Repli du trafic maritime de fret

En 2023, la chute du trafic de conteneurs (- 12,8 %) et de vracs solides (- 13,3 %) explique principalement la baisse du tonnage total de fret ayant transité dans les ports français (- 4,3 %). Le trafic de vracs liquides se stabilise (+ 0,0 %), tandis que celui des rouliers repart à la hausse (+ 4,4 %) après plusieurs années consécutives de baisse.

 

Évolution du trafic maritime selon le type de fret depuis 2015
En millions de tonnes

© SDES

Champ : France hors Mayotte.
Source : SDES

 

Entre 2022 et 2023, la majorité des ports de commerce français sont concernés par la baisse du trafic total de fret, à l'exception du port de Calais, qui bénéficie de la hausse des échanges transmanche.

Les grands ports maritimes (GPM), exposés à la concurrence des ports européens et dépendants du trafic généré par les industries lourdes implantées sur leurs zones industrialo-portuaires, ont été plus touchés par la baisse du trafic que les ports décentralisés.

 

Répartition du trafic maritime selon le type de fret en 2023
En %

© SDES

Champ : France hors Mayotte.
Source : SDES

Stagnation du trafic de vracs liquides

En 2023, le trafic maritime de vracs liquides, qui compte pour 41,9 % du tonnage total, stagne (+ 0,0 %) après une forte augmentation des importations de gaz naturel liquéfié (GNL) par voie maritime en 2022.

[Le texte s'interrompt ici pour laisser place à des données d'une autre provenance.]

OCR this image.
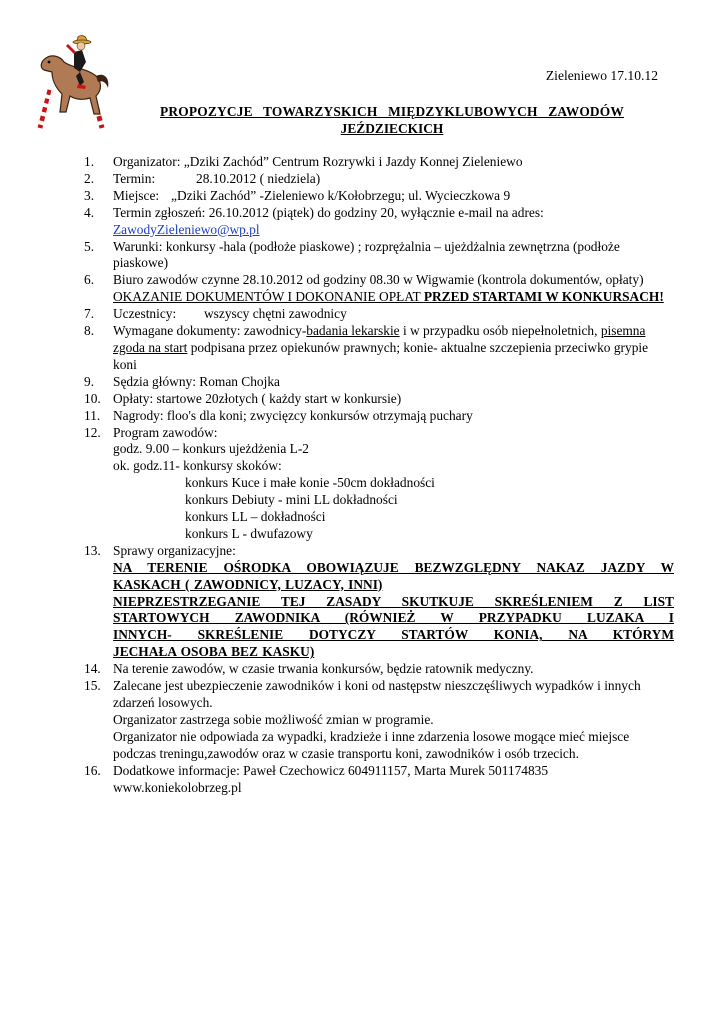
Zieleniewo 17.10.12
PROPOZYCJE TOWARZYSKICH MIĘDZYKLUBOWYCH ZAWODÓW
JEŹDZIECKICH
1.	Organizator: „Dziki Zachód” Centrum Rozrywki i Jazdy Konnej Zieleniewo
2.	Termin:	28.10.2012 ( niedziela)
3.	Miejsce: „Dziki Zachód” -Zieleniewo k/Kołobrzegu; ul. Wycieczkowa 9
4.	Termin zgłoszeń: 26.10.2012 (piątek) do godziny 20, wyłącznie e-mail na adres:
ZawodyZieleniewo@wp.pl
5.	Warunki: konkursy -hala (podłoże piaskowe) ; rozprężalnia – ujeżdżalnia zewnętrzna (podłoże piaskowe)
6.	Biuro zawodów czynne 28.10.2012 od godziny 08.30 w Wigwamie (kontrola dokumentów, opłaty)
OKAZANIE DOKUMENTÓW I DOKONANIE OPŁAT PRZED STARTAMI W KONKURSACH!
7.	Uczestnicy: wszyscy chętni zawodnicy
8.	Wymagane dokumenty: zawodnicy-badania lekarskie i w przypadku osób niepełnoletnich, pisemna zgoda na start podpisana przez opiekunów prawnych; konie- aktualne szczepienia przeciwko grypie koni
9.	Sędzia główny: Roman Chojka
10. Opłaty: startowe 20złotych ( każdy start w konkursie)
11. Nagrody: floo's dla koni; zwycięzcy konkursów otrzymają puchary
12. Program zawodów:
godz. 9.00 – konkurs ujeżdżenia L-2
ok. godz.11- konkursy skoków:
konkurs Kuce i małe konie -50cm dokładności
konkurs Debiuty - mini LL dokładności
konkurs LL – dokładności
konkurs L - dwufazowy
13. Sprawy organizacyjne:
NA TERENIE OŚRODKA OBOWIĄZUJE BEZWZGLĘDNY NAKAZ JAZDY W
KASKACH ( ZAWODNICY, LUZACY, INNI)
NIEPRZESTRZEGANIE TEJ ZASADY SKUTKUJE SKREŚLENIEM Z LIST
STARTOWYCH ZAWODNIKA (RÓWNIEŻ W PRZYPADKU LUZAKA I
INNYCH- SKREŚLENIE DOTYCZY STARTÓW KONIA, NA KTÓRYM
JECHAŁA OSOBA BEZ KASKU)
14. Na terenie zawodów, w czasie trwania konkursów, będzie ratownik medyczny.
15. Zalecane jest ubezpieczenie zawodników i koni od następstw nieszczęśliwych wypadków i innych zdarzeń losowych.
Organizator zastrzega sobie możliwość zmian w programie.
Organizator nie odpowiada za wypadki, kradzieże i inne zdarzenia losowe mogące mieć miejsce podczas treningu,zawodów oraz w czasie transportu koni, zawodników i osób trzecich.
16. Dodatkowe informacje: Paweł Czechowicz 604911157, Marta Murek 501174835
www.koniekolobrzeg.pl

Le trafic de pétrole brut augmente de 9,9 %, tandis que celui de pétrole raffiné stagne (- 0,3 %). Au total, le trafic tous pétroles confondus augmente de 4,6 %. Bien que frappé par le mouvement social contre la réforme des retraites, le secteur du raffinage a été moins fortement impacté en 2023 qu’en 2022, année où des raffineries et des dépôts pétroliers furent complètement mis à l’arrêt au cours de l’automne en raison de revendications salariales. Par ailleurs, la raffinerie de Donges (Nantes-Saint-Nazaire) n’a redémarré qu’en mars 2022, après 16 mois de mise à l’arrêt. L’augmentation des importations de pétrole brut engendre une hausse du trafic maritime intérieur de pétrole raffiné des ports raffineurs vers les ports stockeurs.

Le trafic de GNL diminue de 13,6 % après avoir fortement augmenté entre 2021 et 2022 (+ 65,4 %). Cette baisse du trafic de GNL s’explique par la diminution de la consommation réelle de gaz naturel en France (- 11,7 % par rapport à 2022). L’augmentation de la production d’électricité d’origine nucléaire et renouvelable a conduit à une moindre sollicitation des centrales à cycles combinés au gaz.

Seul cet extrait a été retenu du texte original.